Other areas of mathematical interest for CS people

Geometry, of course. As long as you put pixels on a screen and have a coordinate system in your user inputs (touch, click, etc), you need your trigonometry.

Dealing with animations and vector graphics means having a basic grasp of Bezier curves, and a tiiiiiiiny teeeeeeeeny bit of taste for derivative and tengents.

If, for some reason, you need to deal with audio, or any other kind of "waveform", you'll get by a lot better by knowing the basics of Fourier transformation, which, I'll freely admit, hurt my brain really badly when I was learning about them. But you only need to know what they do, not how they work, for most uses we developers have to deal with. Don't let the scary formula scare you, it's just numbers, and no one asks you to prove they work on a mathematical level. If someone is asking that of you, then I hope maths is your thing.

Any kind of modern compression leans heavily on difference stuff, and yes, it helps to have some knowledge in differential mathematics (a.k.a. looking at the evolution of the rate of change). Again, this is a biiiiiiiiiiig and scary field of mathematics to most, but CS can use a fraction of its core concepts to make things work better for us.

If you do 3D, then you live and breathe topology, as well as quaternions, and projection, and there's little I can do for you. Of course, projection stuff is kind of a database thing as well, so if you're doing heavy-duty SQL stuff, you should probably read up on that too.

Machine-learning, and all the other dataset manipulation techniques out there, rely mostly on statistics and algebra.

You said maths != CS

I did.

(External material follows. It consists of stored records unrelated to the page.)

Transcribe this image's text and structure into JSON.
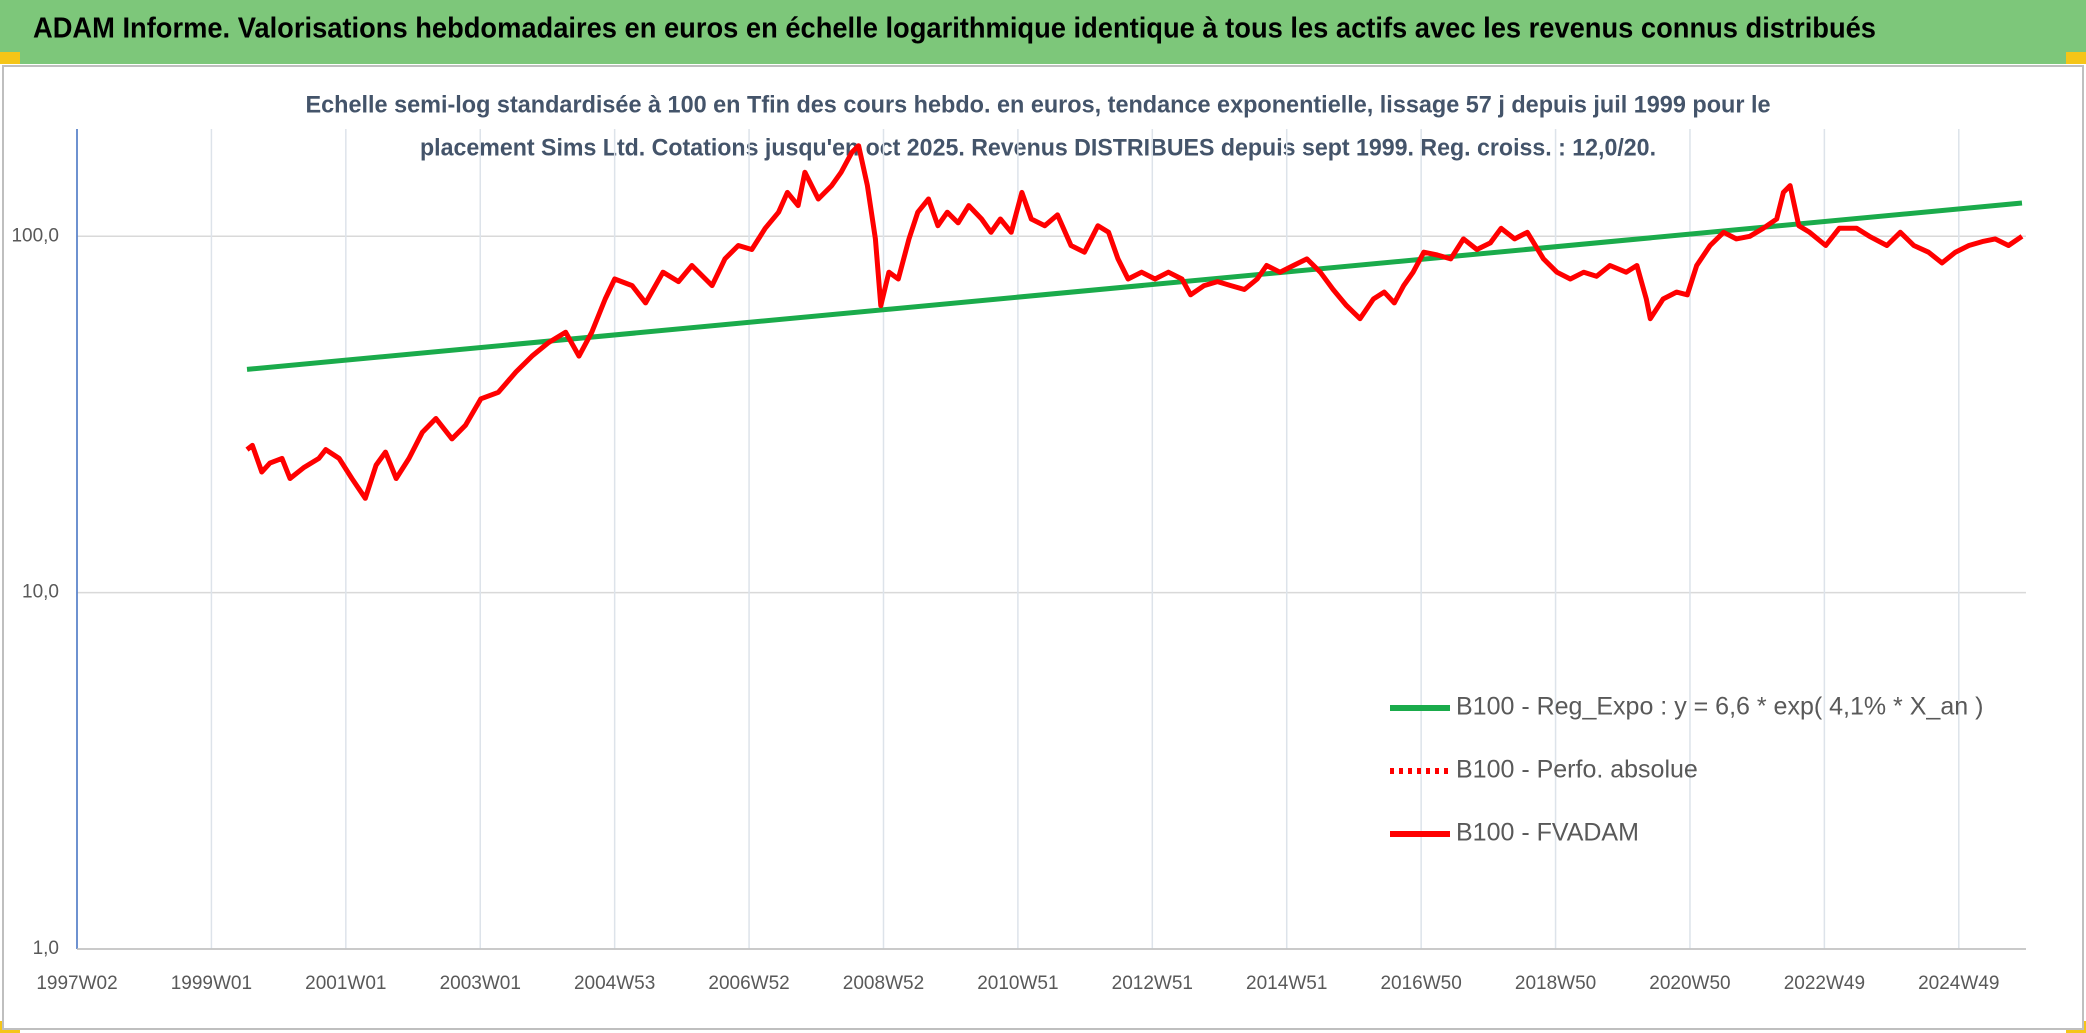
{
  "chart_data": {
    "type": "line",
    "title": "ADAM Informe. Valorisations hebdomadaires en euros en échelle logarithmique identique à tous les actifs avec les revenus connus distribués",
    "subtitle": [
      "Echelle semi-log standardisée à 100 en Tfin des cours hebdo. en euros, tendance exponentielle, lissage 57 j depuis juil 1999 pour le",
      "placement Sims Ltd. Cotations jusqu'en oct 2025. Revenus DISTRIBUES depuis sept 1999. Reg. croiss. : 12,0/20."
    ],
    "log_y": true,
    "grid": true,
    "legend": "lower right",
    "xlim": [
      1997,
      2026
    ],
    "xticks": [
      {
        "value": 1997,
        "label": "1997W02"
      },
      {
        "value": 1999,
        "label": "1999W01"
      },
      {
        "value": 2001,
        "label": "2001W01"
      },
      {
        "value": 2003,
        "label": "2003W01"
      },
      {
        "value": 2005,
        "label": "2004W53"
      },
      {
        "value": 2007,
        "label": "2006W52"
      },
      {
        "value": 2009,
        "label": "2008W52"
      },
      {
        "value": 2011,
        "label": "2010W51"
      },
      {
        "value": 2013,
        "label": "2012W51"
      },
      {
        "value": 2015,
        "label": "2014W51"
      },
      {
        "value": 2017,
        "label": "2016W50"
      },
      {
        "value": 2019,
        "label": "2018W50"
      },
      {
        "value": 2021,
        "label": "2020W50"
      },
      {
        "value": 2023,
        "label": "2022W49"
      },
      {
        "value": 2025,
        "label": "2024W49"
      }
    ],
    "ylim": [
      1,
      200
    ],
    "yticks": [
      {
        "value": 1,
        "label": "1,0"
      },
      {
        "value": 10,
        "label": "10,0"
      },
      {
        "value": 100,
        "label": "100,0"
      }
    ],
    "series": [
      {
        "name": "B100 - Reg_Expo : y = 6,6 * exp( 4,1% *  X_an )",
        "color": "#1aab4b",
        "style": "solid",
        "x": [
          1999.53,
          2025.94
        ],
        "values": [
          42.3,
          124
        ]
      },
      {
        "name": "B100 - Perfo. absolue",
        "color": "#ff0000",
        "style": "dotted"
      },
      {
        "name": "B100 - FVADAM",
        "color": "#ff0000",
        "style": "solid",
        "x": [
          1999.53,
          1999.61,
          1999.75,
          1999.87,
          2000.05,
          2000.17,
          2000.37,
          2000.6,
          2000.7,
          2000.9,
          2001.09,
          2001.29,
          2001.45,
          2001.59,
          2001.75,
          2001.94,
          2002.14,
          2002.34,
          2002.58,
          2002.78,
          2003.01,
          2003.27,
          2003.53,
          2003.77,
          2004.01,
          2004.27,
          2004.47,
          2004.66,
          2004.86,
          2005.0,
          2005.26,
          2005.46,
          2005.72,
          2005.95,
          2006.15,
          2006.45,
          2006.64,
          2006.84,
          2007.04,
          2007.24,
          2007.44,
          2007.57,
          2007.73,
          2007.83,
          2008.03,
          2008.23,
          2008.37,
          2008.53,
          2008.63,
          2008.76,
          2008.88,
          2008.96,
          2009.08,
          2009.22,
          2009.38,
          2009.51,
          2009.67,
          2009.81,
          2009.95,
          2010.11,
          2010.27,
          2010.46,
          2010.6,
          2010.74,
          2010.9,
          2011.06,
          2011.2,
          2011.4,
          2011.59,
          2011.79,
          2011.99,
          2012.19,
          2012.35,
          2012.49,
          2012.64,
          2012.84,
          2013.04,
          2013.24,
          2013.44,
          2013.57,
          2013.77,
          2013.97,
          2014.17,
          2014.37,
          2014.56,
          2014.7,
          2014.9,
          2015.1,
          2015.3,
          2015.5,
          2015.69,
          2015.89,
          2016.09,
          2016.29,
          2016.45,
          2016.6,
          2016.74,
          2016.88,
          2017.04,
          2017.24,
          2017.44,
          2017.63,
          2017.83,
          2018.03,
          2018.19,
          2018.39,
          2018.58,
          2018.82,
          2019.02,
          2019.22,
          2019.42,
          2019.61,
          2019.81,
          2020.05,
          2020.21,
          2020.35,
          2020.41,
          2020.6,
          2020.8,
          2020.96,
          2021.1,
          2021.3,
          2021.5,
          2021.69,
          2021.89,
          2022.09,
          2022.29,
          2022.39,
          2022.49,
          2022.62,
          2022.78,
          2023.02,
          2023.22,
          2023.48,
          2023.67,
          2023.93,
          2024.13,
          2024.33,
          2024.55,
          2024.75,
          2024.95,
          2025.15,
          2025.35,
          2025.54,
          2025.74,
          2025.94
        ],
        "values": [
          25.2,
          25.9,
          21.8,
          23.1,
          23.8,
          20.9,
          22.4,
          23.8,
          25.2,
          23.8,
          20.9,
          18.4,
          22.8,
          24.8,
          20.9,
          23.8,
          28.2,
          30.8,
          27.0,
          29.5,
          35.0,
          36.5,
          41.6,
          46.1,
          50.2,
          53.8,
          46.1,
          53.8,
          66.7,
          75.9,
          72.7,
          65.0,
          79.3,
          74.6,
          82.8,
          72.7,
          86.4,
          94.2,
          91.8,
          105.3,
          116.8,
          132.8,
          121.9,
          151.2,
          127.2,
          138.7,
          151.2,
          172.0,
          179.6,
          138.7,
          98.3,
          63.9,
          79.3,
          75.9,
          98.3,
          116.8,
          127.2,
          107.1,
          116.8,
          109.0,
          121.9,
          111.8,
          102.6,
          111.8,
          102.6,
          132.8,
          111.8,
          107.1,
          114.8,
          94.2,
          90.2,
          107.1,
          102.6,
          86.4,
          75.9,
          79.3,
          75.9,
          79.3,
          75.9,
          68.5,
          72.7,
          74.6,
          72.7,
          70.9,
          75.9,
          82.8,
          79.3,
          82.8,
          86.4,
          79.3,
          70.9,
          63.9,
          58.7,
          66.7,
          69.7,
          65.0,
          72.7,
          79.3,
          90.2,
          88.6,
          86.4,
          98.3,
          91.8,
          95.8,
          105.3,
          98.3,
          102.6,
          86.4,
          79.3,
          75.9,
          79.3,
          77.2,
          82.8,
          79.3,
          82.8,
          66.7,
          58.7,
          66.7,
          69.7,
          68.5,
          82.8,
          94.2,
          102.6,
          98.3,
          100,
          105.3,
          111.8,
          132.8,
          138.7,
          107.1,
          102.6,
          94.2,
          105.3,
          105.3,
          100,
          94.2,
          102.6,
          94.2,
          90.2,
          84.2,
          90.2,
          94.2,
          96.6,
          98.3,
          94.2,
          100
        ]
      }
    ]
  }
}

In all of these cases above, the simple fact that we just take the infinity away makes it all a lot simpler in some cases, and a bit more complicated in others.

Knowing about the maths that idealize our problem gives us an interesting perspective to work with, but the fact we don't have the luxury of "etc ad infinitum" makes most of the maths we take inspiration from too broad for us to use directly. We only need special cases, we only use a subset, we only take a specific branch of a field.

It's kind of like our instinct that tells us that if we launch a ball straight up in the air, and there's some wind, it might not land exactly where it started from. If we have general knowledge of certain fields of mathematics, we can see the path we expect the ball to take more accurately. We just don't need to know the whole field of fluid dynamics and newtonian physics to compensate for it, just their general trends.